5.1. System with Graceful Degradation via Dual-Mode Index
  • Enabling Description: This embodiment is designed for high-reliability applications where information access is critical, even during network outages. The "barcode symbol" (e.g., a QR code) is structured to encode a composite payload containing both a primary index (e.g., a UUID) for the standard online lookup, and a secondary, self-contained fallback pointer. This fallback pointer is a highly compressed, data-efficient representation of critical information, such as a Base64-encoded Protobuf message containing emergency contact numbers or first-aid instructions. The user device first attempts the standard resolution process with the primary index. If the remote resolver server is unreachable (e.g., due to a network timeout), the application logic automatically triggers a local decoder for the secondary fallback pointer and displays the essential offline information to the user without requiring any network connectivity.

  • Mermaid Diagram:

    graph TD
        A[Scan Dual-Mode Barcode] --> B{Extract Primary Index & Fallback Pointer};
        B --> C[Attempt to Transmit Primary Index to Server];
        C --> D{Network Connection Successful?};
        D -- Yes --> E[Receive Pointer from Server];
        E --> F[Connect to Information Server];
        D -- No --> G[Decode Fallback Pointer Locally];
        G --> H[Display Critical Offline Information];
    

Combination Prior Art Scenarios

  1. Combination with GS1 Digital Link Standard: The system uses a QR code encoding a GS1 Digital Link URI (e.g., https://brand.com/gtin/01234567890128). A specialized application on the user device intercepts this scan. Instead of navigating directly, it parses the GTIN (01234567890128) from the URI and transmits it as the "index" to a separate remote resolver server as described in patent 8805728. This server returns a pointer to a context-specific resource (e.g., an augmented reality product visualization), providing enhanced functionality beyond the generic webpage that the GS1 standard would typically resolve to.
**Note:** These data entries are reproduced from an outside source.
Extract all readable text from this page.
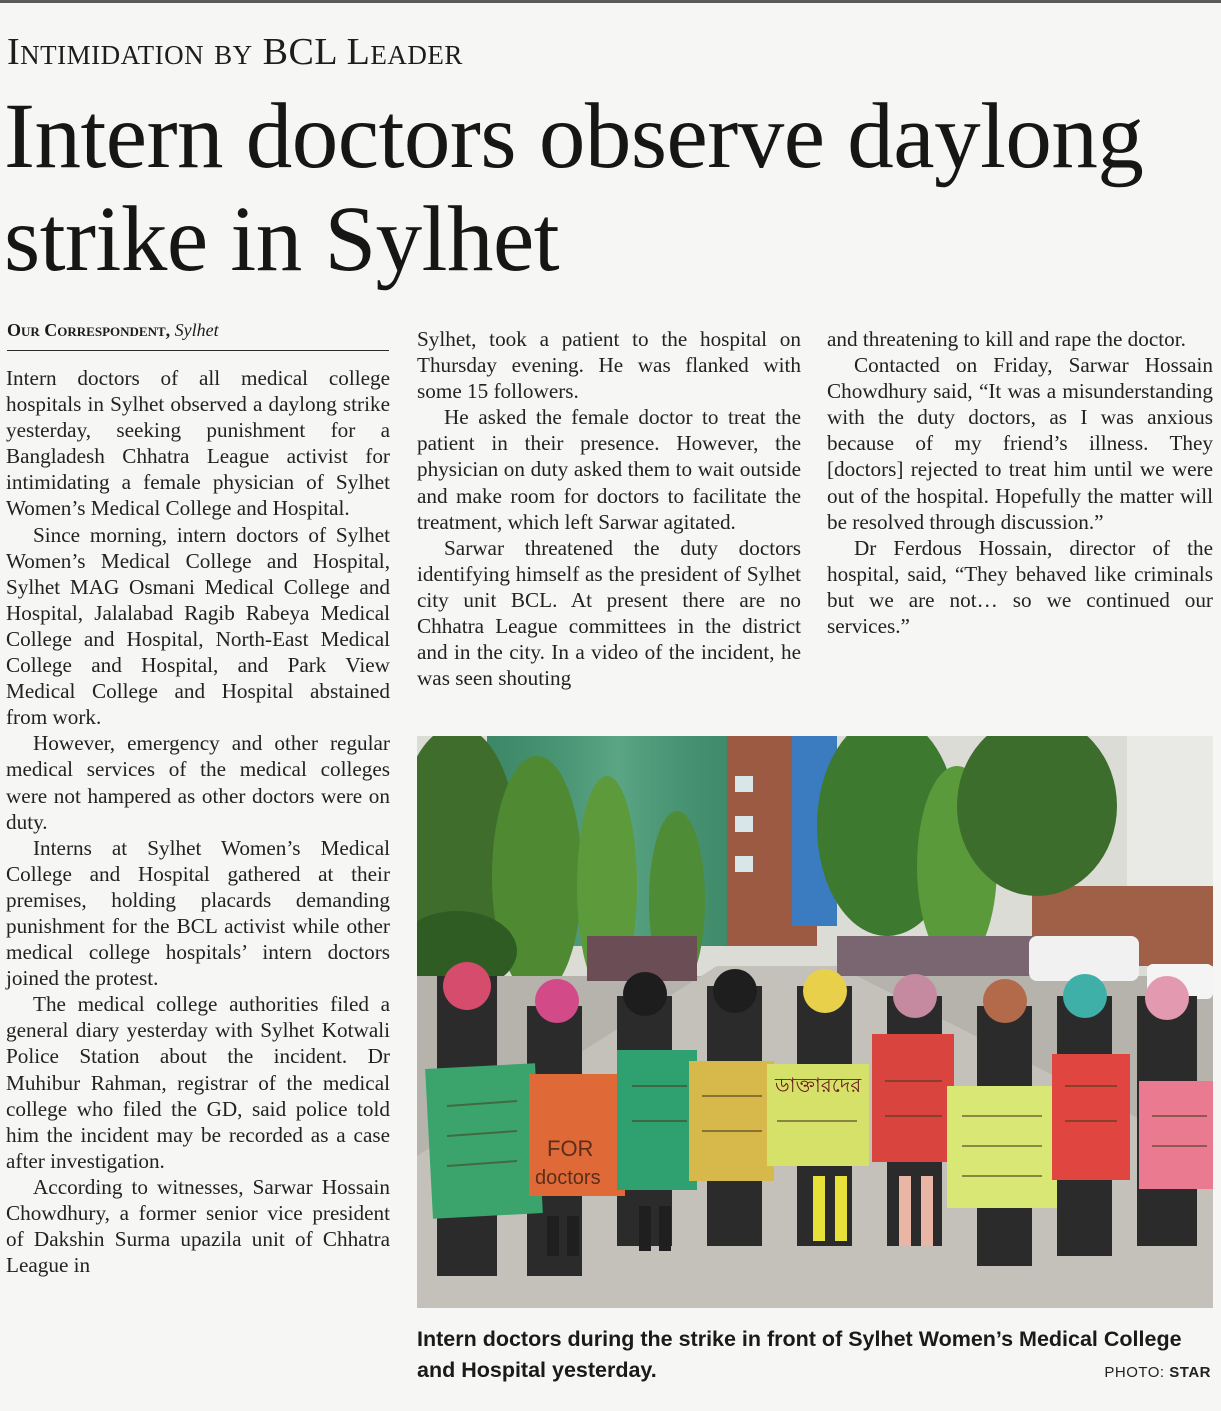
Intimidation by BCL Leader
Intern doctors observe daylong strike in Sylhet
Our Correspondent, Sylhet

Intern doctors of all medical college hospitals in Sylhet observed a daylong strike yesterday, seeking punishment for a Bangladesh Chhatra League activist for intimidating a female physician of Sylhet Women’s Medical College and Hospital.

Since morning, intern doctors of Sylhet Women’s Medical College and Hospital, Sylhet MAG Osmani Medical College and Hospital, Jalalabad Ragib Rabeya Medical College and Hospital, North-East Medical College and Hospital, and Park View Medical College and Hospital abstained from work.

However, emergency and other regular medical services of the medical colleges were not hampered as other doctors were on duty.

Interns at Sylhet Women’s Medical College and Hospital gathered at their premises, holding placards demanding punishment for the BCL activist while other medical college hospitals’ intern doctors joined the protest.

The medical college authorities filed a general diary yesterday with Sylhet Kotwali Police Station about the incident. Dr Muhibur Rahman, registrar of the medical college who filed the GD, said police told him the incident may be recorded as a case after investigation.

According to witnesses, Sarwar Hossain Chowdhury, a former senior vice president of Dakshin Surma upazila unit of Chhatra League in

Sylhet, took a patient to the hospital on Thursday evening. He was flanked with some 15 followers.

He asked the female doctor to treat the patient in their presence. However, the physician on duty asked them to wait outside and make room for doctors to facilitate the treatment, which left Sarwar agitated.

Sarwar threatened the duty doctors identifying himself as the president of Sylhet city unit BCL. At present there are no Chhatra League committees in the district and in the city. In a video of the incident, he was seen shouting

and threatening to kill and rape the doctor.

Contacted on Friday, Sarwar Hossain Chowdhury said, “It was a misunderstanding with the duty doctors, as I was anxious because of my friend’s illness. They [doctors] rejected to treat him until we were out of the hospital. Hopefully the matter will be resolved through discussion.”

Dr Ferdous Hossain, director of the hospital, said, “They behaved like criminals but we are not… so we continued our services.”

FOR
doctors
ডাক্তারদের
Intern doctors during the strike in front of Sylhet Women’s Medical College and Hospital yesterday.	PHOTO: STAR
  2. Combination with W3C Verifiable Credentials Standard: Upon receiving the scanned product index, the remote resolver server returns a "pointer" that is a URI. When the user device accesses this URI, the information server doesn't return a webpage but instead initiates a credential issuance flow. It returns a cryptographically signed W3C Verifiable Credential in JSON-LD format, attesting to the product's authenticity or a specific attribute (e.g., "Certified Organic"). The user's device, acting as a digital wallet, receives and verifies this credential, providing a trusted claim rather than just information.

  3. Combination with the Matter IoT Standard: A user scans a QR code on a new smart light bulb. The index from the QR code is sent to the manufacturer's resolver server. This server's database links the product index to the device's unique Matter onboarding credentials. The server returns these credentials formatted as a "pointer" with a custom URI scheme (e.g., matter://onboard?code=...). The mobile OS on the user's device recognizes this URI scheme and automatically launches the system's Matter commissioning service. This service then uses the pointer data to securely and directly connect the light bulb to the user's local smart home network, completing the final communication step over a local protocol like Thread.